Traditional site surveying requires engineers to walk the site and add level posts so that operators know how much material to excavate. This is a costly and time-consuming process that often delays the commencement of work. Also, if any posts are accidentally moved or fall due to weather conditions, the site manager must organise an engineer to come and replace the levels at an additional cost.
Drone surveys are now becoming more common, as the technology can survey thousands points quickly and accurately — completing the task in minutes rather than hours using traditional methods. Drones can also collect and process data immediately, sending relevant information straight back to surveyors and machines.

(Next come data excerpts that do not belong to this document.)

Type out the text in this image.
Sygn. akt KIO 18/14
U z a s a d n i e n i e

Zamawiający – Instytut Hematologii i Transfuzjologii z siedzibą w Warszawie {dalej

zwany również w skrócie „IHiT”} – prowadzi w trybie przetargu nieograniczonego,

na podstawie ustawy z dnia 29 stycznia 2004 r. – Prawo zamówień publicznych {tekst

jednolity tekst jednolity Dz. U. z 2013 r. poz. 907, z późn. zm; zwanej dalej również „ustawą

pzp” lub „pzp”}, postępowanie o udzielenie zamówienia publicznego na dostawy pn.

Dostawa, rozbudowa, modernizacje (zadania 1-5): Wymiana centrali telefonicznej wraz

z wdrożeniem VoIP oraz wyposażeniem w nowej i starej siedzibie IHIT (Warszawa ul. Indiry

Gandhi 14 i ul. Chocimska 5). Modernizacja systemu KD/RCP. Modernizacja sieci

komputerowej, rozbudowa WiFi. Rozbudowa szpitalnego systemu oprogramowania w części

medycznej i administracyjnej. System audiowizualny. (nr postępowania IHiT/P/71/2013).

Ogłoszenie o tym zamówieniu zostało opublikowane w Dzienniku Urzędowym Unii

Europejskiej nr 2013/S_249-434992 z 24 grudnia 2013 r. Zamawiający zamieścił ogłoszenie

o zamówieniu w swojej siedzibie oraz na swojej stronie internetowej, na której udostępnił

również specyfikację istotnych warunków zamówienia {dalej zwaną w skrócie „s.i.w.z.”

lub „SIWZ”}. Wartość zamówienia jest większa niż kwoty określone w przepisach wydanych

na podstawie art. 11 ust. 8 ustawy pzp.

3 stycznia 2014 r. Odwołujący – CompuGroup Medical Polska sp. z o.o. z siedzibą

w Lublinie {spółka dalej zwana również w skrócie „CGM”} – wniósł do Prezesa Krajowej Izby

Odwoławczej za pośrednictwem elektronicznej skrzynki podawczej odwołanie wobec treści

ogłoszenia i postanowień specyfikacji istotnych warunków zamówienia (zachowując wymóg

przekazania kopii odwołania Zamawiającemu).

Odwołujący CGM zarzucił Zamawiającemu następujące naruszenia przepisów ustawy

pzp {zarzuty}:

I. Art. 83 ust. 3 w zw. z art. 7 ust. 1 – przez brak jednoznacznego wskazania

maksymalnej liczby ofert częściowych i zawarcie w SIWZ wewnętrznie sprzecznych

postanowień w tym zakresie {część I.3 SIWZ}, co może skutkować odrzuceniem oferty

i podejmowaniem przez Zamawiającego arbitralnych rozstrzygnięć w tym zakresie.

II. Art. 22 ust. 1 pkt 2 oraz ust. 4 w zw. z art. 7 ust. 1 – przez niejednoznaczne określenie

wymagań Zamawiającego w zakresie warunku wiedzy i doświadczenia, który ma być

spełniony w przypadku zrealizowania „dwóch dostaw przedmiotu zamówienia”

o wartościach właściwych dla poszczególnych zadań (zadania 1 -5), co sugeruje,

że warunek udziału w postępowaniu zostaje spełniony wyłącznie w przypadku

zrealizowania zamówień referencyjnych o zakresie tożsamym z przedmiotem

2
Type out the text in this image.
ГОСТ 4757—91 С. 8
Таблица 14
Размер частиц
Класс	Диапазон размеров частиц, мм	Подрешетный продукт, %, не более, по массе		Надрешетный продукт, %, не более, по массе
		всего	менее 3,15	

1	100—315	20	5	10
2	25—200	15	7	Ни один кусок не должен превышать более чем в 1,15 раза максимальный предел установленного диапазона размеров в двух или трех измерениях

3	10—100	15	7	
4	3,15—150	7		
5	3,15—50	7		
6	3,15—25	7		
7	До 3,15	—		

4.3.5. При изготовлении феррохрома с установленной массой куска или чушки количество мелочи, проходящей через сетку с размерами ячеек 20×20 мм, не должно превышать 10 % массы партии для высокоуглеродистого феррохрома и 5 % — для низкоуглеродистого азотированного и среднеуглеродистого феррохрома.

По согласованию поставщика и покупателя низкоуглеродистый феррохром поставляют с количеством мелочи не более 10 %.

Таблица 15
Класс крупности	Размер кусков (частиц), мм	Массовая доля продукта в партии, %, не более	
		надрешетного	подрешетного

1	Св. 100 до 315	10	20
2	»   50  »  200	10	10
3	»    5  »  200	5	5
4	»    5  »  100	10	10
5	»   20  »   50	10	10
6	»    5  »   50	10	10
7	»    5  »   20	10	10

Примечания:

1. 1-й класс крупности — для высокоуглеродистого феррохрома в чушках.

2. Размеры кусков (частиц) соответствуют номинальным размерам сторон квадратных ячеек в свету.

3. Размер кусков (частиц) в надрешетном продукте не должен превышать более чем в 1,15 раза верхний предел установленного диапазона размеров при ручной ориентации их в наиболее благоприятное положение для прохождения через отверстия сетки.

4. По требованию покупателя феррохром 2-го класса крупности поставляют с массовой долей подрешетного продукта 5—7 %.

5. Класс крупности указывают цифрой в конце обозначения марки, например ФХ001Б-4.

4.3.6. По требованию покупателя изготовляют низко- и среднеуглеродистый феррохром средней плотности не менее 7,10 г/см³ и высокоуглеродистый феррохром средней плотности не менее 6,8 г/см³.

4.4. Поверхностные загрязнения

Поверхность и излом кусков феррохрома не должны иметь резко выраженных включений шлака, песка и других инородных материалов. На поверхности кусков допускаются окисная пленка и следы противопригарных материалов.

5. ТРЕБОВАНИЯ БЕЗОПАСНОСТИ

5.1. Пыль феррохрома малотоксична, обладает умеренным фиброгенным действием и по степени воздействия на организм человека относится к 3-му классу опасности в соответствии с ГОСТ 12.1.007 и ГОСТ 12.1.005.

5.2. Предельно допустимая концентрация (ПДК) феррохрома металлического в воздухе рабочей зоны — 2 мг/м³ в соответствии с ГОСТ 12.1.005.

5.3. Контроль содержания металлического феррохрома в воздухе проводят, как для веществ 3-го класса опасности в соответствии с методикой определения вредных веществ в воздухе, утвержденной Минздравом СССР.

We’ll see drones used more in the future for regular site surveys. Surveyors can install a dedicated Ground Control Stations on site and fly the drone regularly to check work is going according to schedule once every few days or weeks, depending on the length of the project, and send the information back to the office. Drone technology can also collect data in areas where engineers might struggle to record accurate information safely, such as measuring blasts in a quarry, monitoring levels in landfills or large stockpiles.
A new type of reality
Augmented reality (AR) technology will play a large role in how we interact with future construction sites. Technologies such as Trimble SiteVision allow surveyors to superimpose the design onto the site, to fully understand how the work they complete fits into the final design. Machine operators can also use the same technology integrated into Trimble Earthworks to superimpose cut and fill values onto machine buckets when moving material to improve the accuracy of each pass. More accuracy means fewer passes and less fuel consumption, saving contractors money and time in the long term.
We predict that future sites will be fully integrated with AR technology, as well as mixed and even virtual reality, to optimise every area of a project. For example, site foremen and project managers will use AR enabled devices to see what the site looks like during operations without the need to visit the site. Multiple parties will able to view and adapt ideas and designs in real time from various locations, encouraging collaboration without slowing productivity on site.
We aren’t ready for a fully automated construction site, but who knows what will happen between now and 2050. In the meantime, construction companies can consider how integrating technology into their current operations can improve the accuracy and efficiency of current workers and reduce costs caused by human error.